There's no denying that the food scene in my hometown of Angono is certainly taking a turn for the better. But while cafés and bistros are now dominating the food landscape, some things are just irreplaceable – tastebuds-wise.

There are three delicacies, from the least strange to the most bizarre, that remain a favorite among the locals – which, if you are not as adventurous in food as you are in places, you shouldn't really bother trying.

Or should you?

Well, here they are:

1. Kumanoy

Ok. Let's start with a safe one – a dessert.
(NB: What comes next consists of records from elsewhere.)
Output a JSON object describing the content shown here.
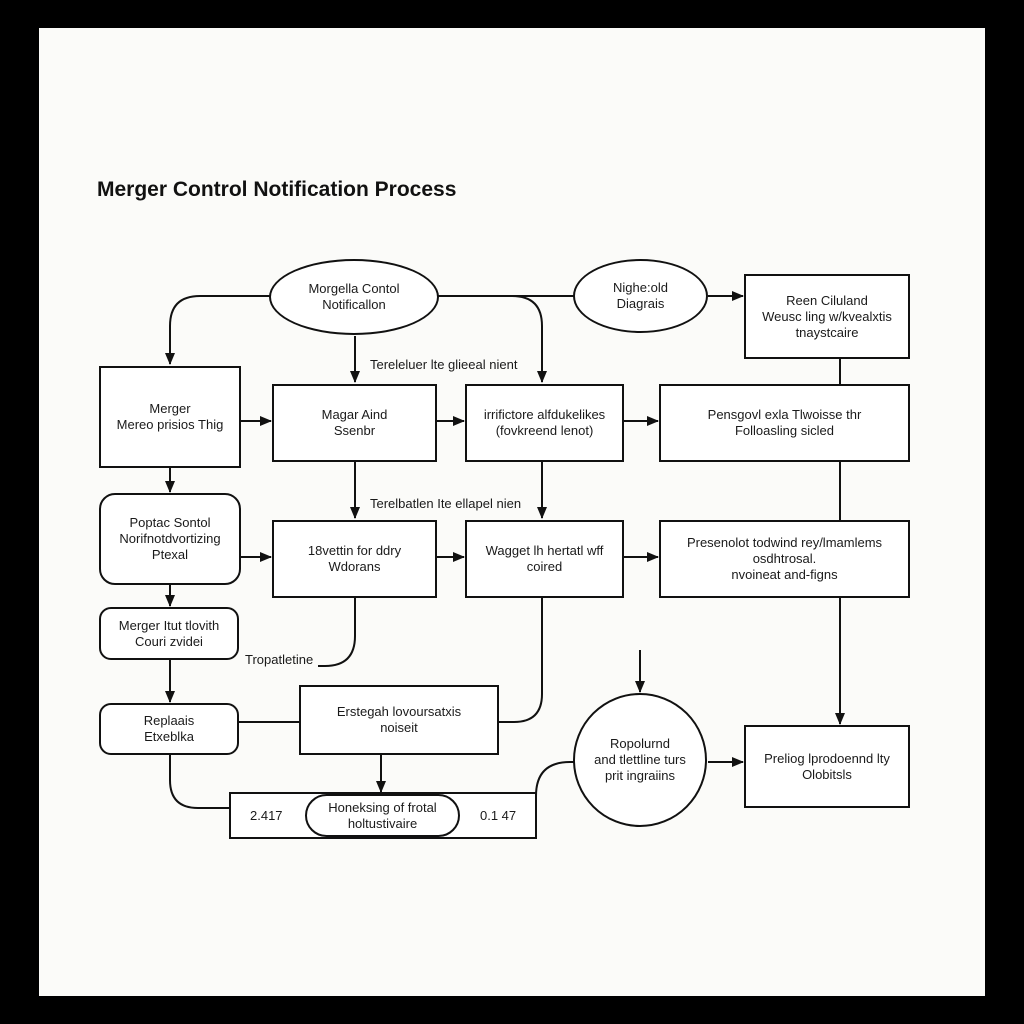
{
  "diagram": {
    "title": "Merger Control Notification Process",
    "nodes": {
      "start_ellipse": "Morgella Contol\nNotificallon",
      "night_ellipse": "Nighe:old\nDiagrais",
      "reen_box": "Reen Ciluland\nWeusc ling w/kvealxtis\ntnaystcaire",
      "merger_box": "Merger\nMereo prisios Thig",
      "magar_box": "Magar Aind\nSsenbr",
      "irrifictore_box": "irrifictore alfdukelikes\n(fovkreend lenot)",
      "pensgovl_box": "Pensgovl exla Tlwoisse thr\nFolloasling sicled",
      "poptac_box": "Poptac Sontol\nNorifnotdvortizing\nPtexal",
      "eighteen_box": "18vettin for ddry\nWdorans",
      "wagget_box": "Wagget lh hertatl wff\ncoired",
      "presenolot_box": "Presenolot todwind rey/lmamlems\nosdhtrosal.\nnvoineat and-figns",
      "merger_tut_box": "Merger Itut tlovith\nCouri zvidei",
      "replaais_box": "Replaais\nEtxeblka",
      "erstegah_box": "Erstegah lovoursatxis\nnoiseit",
      "roposlurnd_circle": "Ropolurnd\nand tlettline turs\nprit ingraiins",
      "preliog_box": "Preliog lprodoennd lty\nOlobitsls",
      "monitoring_pill": "Honeksing of frotal\nholtustivaire"
    },
    "labels": {
      "upper_connector": "Tereleluer lte glieeal nient",
      "middle_connector": "Terelbatlen Ite ellapel nien",
      "tropatletine": "Tropatletine",
      "left_value": "2.417",
      "right_value": "0.1 47"
    }
  }
}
Angonians love kakanin as much as the next Filipino and here, in the Art Capital, there is one kakanin that beats all the rest.

Meet kumanoy: a sweet, gelatinous mess that is perfect for meryenda.
angono delicacies
The browner it is, the more delicious it becomes
If "milky," "creamy," and "addictive" don't mean anything to you, then, by all means, forego kumanoy.

2. Fried Itik

Ah, fried itik. A deep-fried dish that compels people from neighboring towns to commute (or drive, whatever) to Angono. With its crispy golden brown skin, fried itik is popular during inuman. It has, after all, the makings of a perfect drunk food: greasy, hearty, and flavorful.
angono delicacies
Photo courtesy of www.lifesmytrip.com

If you are contented with your conventional fowls such as the slightly overrated chicken and the highbrow turkey, then stay away from our gastronomic treasure.


3. Balaw-balaw

I won't even try hard on this one. It's fermented rice and shrimp, darn it! The deranged brother of bagoong, complete with rank odor and go-easy-on-the-salt flavor. Often eaten as a side dish or as a dipping sauce, weird (but not the weirdest dish served in the eponymous restaurant, how about that) is the one thing that fully describes this dish.
angono delicacies
Looks yummy, doesn't it? Ha!
You know what, I'll leave this one up to you, adventurer. Have a taste sensation! Try them all, if you like. Dunk a fried itik in balaw-balaw and chase it with kumanoy – I don't care. But do not forget: you have been warned.